E.g. when a group is created, in my opinion it should, as first action, hold a delegation “voting”, based on voluntary delegates’ merits. These delegations can change any time, even during a voting.

First delegation “voting” eases member’s mutual acquaintance, as well as starting to work immediately. It doesn’t prevent new members becoming delegates, because there are no deadlines or restrictions.

Before going to the next point, I want to point out while a member belongs to an organization, she trusts other groups where she doesn’t participate directly. This trusting is the ultimate implicit delegation and this already exists in current organizations. Lýd just make it explicit inside nexus.

Flows

In Lýd everything is a flow, from a conversation to a task or something bigger, a project. Everything revolves around dialogue and debate. These are required to get the best result from cocreation.
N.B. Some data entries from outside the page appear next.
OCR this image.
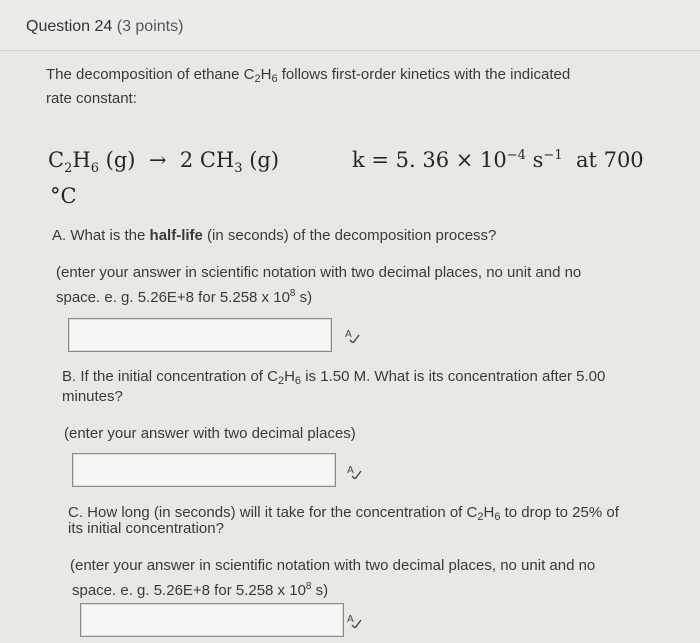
Question 24 (3 points)
The decomposition of ethane $C_2H_6$ follows first-order kinetics with the indicated
rate constant:
$C_2H_6$ (g) → 2 $CH_3$ (g)	k = 5. $36 \times 10^{-4}$ $s^{-1}$ at 700
°C
A. What is the half-life (in seconds) of the decomposition process?
(enter your answer in scientific notation with two decimal places, no unit and no
space. e. g. 5.26E+8 for 5.258 x $10^8$ s)
A
B. If the initial concentration of $C_2H_6$ is 1.50 M. What is its concentration after 5.00
minutes?
(enter your answer with two decimal places)
A
C. How long (in seconds) will it take for the concentration of $C_2H_6$ to drop to 25% of
its initial concentration?
(enter your answer in scientific notation with two decimal places, no unit and no
space. e. g. 5.26E+8 for 5.258 x $10^8$ s)
A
But only this is not sufficient. We need also to get working together the appropriate group. Using nexus, flows are organized according to our needs and they allow opinion’s exchange in easy to handle and focused groups.

Flows come with tools to manage usual situations like off-topics, low-content messages (e.g. +1 messages), etc.

All these tools must be available to anyone except those that destroy content, to guarantee a truly horizontal and lock-free communication.

Conclusion

Lýd reaches a balance between different kind of members. It also allows organizations to self-regulate and to get maximum participation, directly or not, without restrictions or arbitrary rules.

With this I close my first post about liquid organizations (also known as liqorgs). As different groups use it and others criticize and suggest improvements, I will improve the model. This will impact on the development of a tool to assist implementation and extension, about what I’ll keep you up to date too in next posts.